Its pretty much my last resort. Im Not a prerty girl so i need to be the best a tflirting etc. Even the genuine guys dont flirt with me on the app
It’s not your last resort, you’re just being impatient.
I did something today i shouldn't have. I need to change my life asap, its bot healthy what I'm going through
If i can't beg someone to come out on a free drink for mt birthday, what makes it clear ill meet someone or make friends.
Awe, it’s for your birthday? Go spoil yourself girl! Get your nails done have a massage. There are apps for specifically making friends if that’s what you’re looking for. But he’s not the right guy for all this, he’s already being sexual with his pics and you just met, I promise he will not abide by your wishes for any real length of time.
Im Not a girly girl n its a Sunday, i just wanted to go for a drink with someone
I dont have to go any further than the drink if i dont feel comfortable
The v fact u said that shows u dont realize this is my last resort. Im not like other girls. Its 2.30 here n i can't sleep, i probs won't b going anywhere for my birthday n b living in misery hill
Plus if he goes too far before then i said it wouldn't b happening at all
You don’t have to be a girly girls to maintain your appearance, when I worked at a spa we’d have studs and Butch lesbians come in for Brazilian waxes, they’d then go next door for a nail appoint and just got clear coats. It’s about the experience and taking care of your body. No, you don’t have to go any further than a drink but at least do that with a better guy. My question is why even risk catching feelings for a man you know isn’t right for you since he’s a father? That’s my only point here.
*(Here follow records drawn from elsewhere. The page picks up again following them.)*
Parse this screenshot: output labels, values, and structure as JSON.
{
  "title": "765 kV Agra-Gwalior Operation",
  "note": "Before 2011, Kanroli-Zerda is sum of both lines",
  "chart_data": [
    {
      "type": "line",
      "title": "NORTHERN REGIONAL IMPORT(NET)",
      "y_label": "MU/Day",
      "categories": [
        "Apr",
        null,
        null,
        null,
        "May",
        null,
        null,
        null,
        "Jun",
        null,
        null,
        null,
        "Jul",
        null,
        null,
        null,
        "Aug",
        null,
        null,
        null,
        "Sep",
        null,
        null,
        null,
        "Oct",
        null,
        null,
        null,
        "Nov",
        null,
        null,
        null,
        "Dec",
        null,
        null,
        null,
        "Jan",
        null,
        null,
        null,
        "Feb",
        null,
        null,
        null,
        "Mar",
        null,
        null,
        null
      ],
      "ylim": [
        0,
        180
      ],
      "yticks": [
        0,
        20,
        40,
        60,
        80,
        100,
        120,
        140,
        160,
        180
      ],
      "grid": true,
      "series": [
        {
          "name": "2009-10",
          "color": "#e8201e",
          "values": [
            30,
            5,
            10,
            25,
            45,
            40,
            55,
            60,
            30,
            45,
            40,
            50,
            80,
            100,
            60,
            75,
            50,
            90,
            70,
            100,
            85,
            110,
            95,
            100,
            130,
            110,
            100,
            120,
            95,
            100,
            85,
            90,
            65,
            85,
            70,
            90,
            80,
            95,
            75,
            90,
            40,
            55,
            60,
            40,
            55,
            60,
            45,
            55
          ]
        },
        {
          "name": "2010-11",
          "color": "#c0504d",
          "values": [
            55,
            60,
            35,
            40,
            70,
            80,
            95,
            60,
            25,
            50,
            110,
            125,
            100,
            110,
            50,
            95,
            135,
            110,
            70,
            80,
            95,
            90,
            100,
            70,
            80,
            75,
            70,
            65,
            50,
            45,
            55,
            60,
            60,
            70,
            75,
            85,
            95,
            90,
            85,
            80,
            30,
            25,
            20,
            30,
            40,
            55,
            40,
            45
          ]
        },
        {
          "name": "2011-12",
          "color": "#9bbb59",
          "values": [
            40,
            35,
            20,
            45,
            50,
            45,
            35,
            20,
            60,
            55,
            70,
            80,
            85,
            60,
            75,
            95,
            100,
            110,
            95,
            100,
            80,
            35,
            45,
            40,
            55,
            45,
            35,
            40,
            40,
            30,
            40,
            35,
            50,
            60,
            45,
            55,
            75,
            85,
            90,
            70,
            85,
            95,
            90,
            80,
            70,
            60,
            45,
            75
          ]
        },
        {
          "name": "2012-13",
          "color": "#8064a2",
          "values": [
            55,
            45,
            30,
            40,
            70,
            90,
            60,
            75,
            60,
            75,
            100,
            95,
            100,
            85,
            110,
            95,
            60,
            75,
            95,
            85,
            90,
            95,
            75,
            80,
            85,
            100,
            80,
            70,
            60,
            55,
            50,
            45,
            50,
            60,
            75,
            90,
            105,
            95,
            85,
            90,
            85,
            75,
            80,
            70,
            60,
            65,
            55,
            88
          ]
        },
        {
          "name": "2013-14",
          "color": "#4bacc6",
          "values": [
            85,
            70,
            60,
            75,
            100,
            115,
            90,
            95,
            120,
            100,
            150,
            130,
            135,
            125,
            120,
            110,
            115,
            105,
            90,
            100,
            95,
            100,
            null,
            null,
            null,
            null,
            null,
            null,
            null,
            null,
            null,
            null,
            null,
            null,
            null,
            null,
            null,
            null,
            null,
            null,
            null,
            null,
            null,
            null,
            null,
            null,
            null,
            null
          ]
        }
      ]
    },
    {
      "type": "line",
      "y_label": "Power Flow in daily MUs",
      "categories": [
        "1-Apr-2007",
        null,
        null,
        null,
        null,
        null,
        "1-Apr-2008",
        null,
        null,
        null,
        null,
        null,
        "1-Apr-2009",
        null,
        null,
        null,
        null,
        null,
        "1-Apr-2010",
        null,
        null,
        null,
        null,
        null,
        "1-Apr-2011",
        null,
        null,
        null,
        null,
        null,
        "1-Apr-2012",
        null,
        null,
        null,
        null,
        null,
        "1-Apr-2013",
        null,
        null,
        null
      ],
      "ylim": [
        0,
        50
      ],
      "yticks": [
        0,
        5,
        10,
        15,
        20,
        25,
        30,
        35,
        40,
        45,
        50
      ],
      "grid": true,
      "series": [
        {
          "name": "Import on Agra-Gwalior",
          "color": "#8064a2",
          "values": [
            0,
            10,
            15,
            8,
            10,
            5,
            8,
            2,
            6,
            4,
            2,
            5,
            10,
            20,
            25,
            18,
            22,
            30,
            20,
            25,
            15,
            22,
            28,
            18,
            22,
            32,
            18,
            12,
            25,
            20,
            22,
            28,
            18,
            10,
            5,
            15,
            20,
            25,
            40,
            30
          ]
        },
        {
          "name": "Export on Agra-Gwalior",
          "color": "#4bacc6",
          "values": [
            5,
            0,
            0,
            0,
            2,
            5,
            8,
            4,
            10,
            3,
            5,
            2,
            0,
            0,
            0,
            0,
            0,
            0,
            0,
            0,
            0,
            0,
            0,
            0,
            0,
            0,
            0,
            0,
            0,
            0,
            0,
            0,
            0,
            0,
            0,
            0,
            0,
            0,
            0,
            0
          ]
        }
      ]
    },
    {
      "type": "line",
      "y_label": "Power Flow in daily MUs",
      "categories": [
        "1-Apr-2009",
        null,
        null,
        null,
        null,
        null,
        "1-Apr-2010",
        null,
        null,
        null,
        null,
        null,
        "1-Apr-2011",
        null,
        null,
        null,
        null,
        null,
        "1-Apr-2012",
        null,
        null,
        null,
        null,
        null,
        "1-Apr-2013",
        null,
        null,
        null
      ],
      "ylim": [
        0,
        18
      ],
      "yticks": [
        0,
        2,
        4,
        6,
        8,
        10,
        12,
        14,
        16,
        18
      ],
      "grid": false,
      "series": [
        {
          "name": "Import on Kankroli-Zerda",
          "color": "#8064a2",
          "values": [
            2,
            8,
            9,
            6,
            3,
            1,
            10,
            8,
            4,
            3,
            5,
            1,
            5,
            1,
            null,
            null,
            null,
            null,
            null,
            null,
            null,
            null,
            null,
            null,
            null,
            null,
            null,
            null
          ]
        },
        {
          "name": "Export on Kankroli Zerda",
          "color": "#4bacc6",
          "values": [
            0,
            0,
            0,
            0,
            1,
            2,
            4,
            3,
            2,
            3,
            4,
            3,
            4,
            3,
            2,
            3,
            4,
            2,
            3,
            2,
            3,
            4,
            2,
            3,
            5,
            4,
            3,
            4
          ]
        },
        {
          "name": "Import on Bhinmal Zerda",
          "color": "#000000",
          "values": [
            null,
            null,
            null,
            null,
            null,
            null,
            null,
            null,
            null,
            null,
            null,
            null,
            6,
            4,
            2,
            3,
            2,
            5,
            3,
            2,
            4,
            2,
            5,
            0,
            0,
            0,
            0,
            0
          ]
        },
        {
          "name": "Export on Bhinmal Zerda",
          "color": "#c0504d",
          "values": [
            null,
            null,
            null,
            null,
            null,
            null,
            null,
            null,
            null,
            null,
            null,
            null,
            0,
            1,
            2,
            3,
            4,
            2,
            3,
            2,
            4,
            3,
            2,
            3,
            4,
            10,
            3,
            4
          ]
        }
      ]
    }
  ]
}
I dont really care about what i look like, other than my teeth or hair. Im not changing for noone
If i find someone else by then ill drop him.
he's got tats too so im pretty sure i wouldn't end up falling for him
My goodness miss Mona Lisa you’re gonna fight me tooth and nail I see lol all good babe! Wish you luck ❤️❤️❤️
I dont mind nails but my fingers get sore when typing n not gonna het them done for no reason. But again its a Sunday
Ill see where it goes, i might end up dropping him tomorrow lol
People on dating apps always have something wrong with them. If they didn't, they wouldn't need dating apps.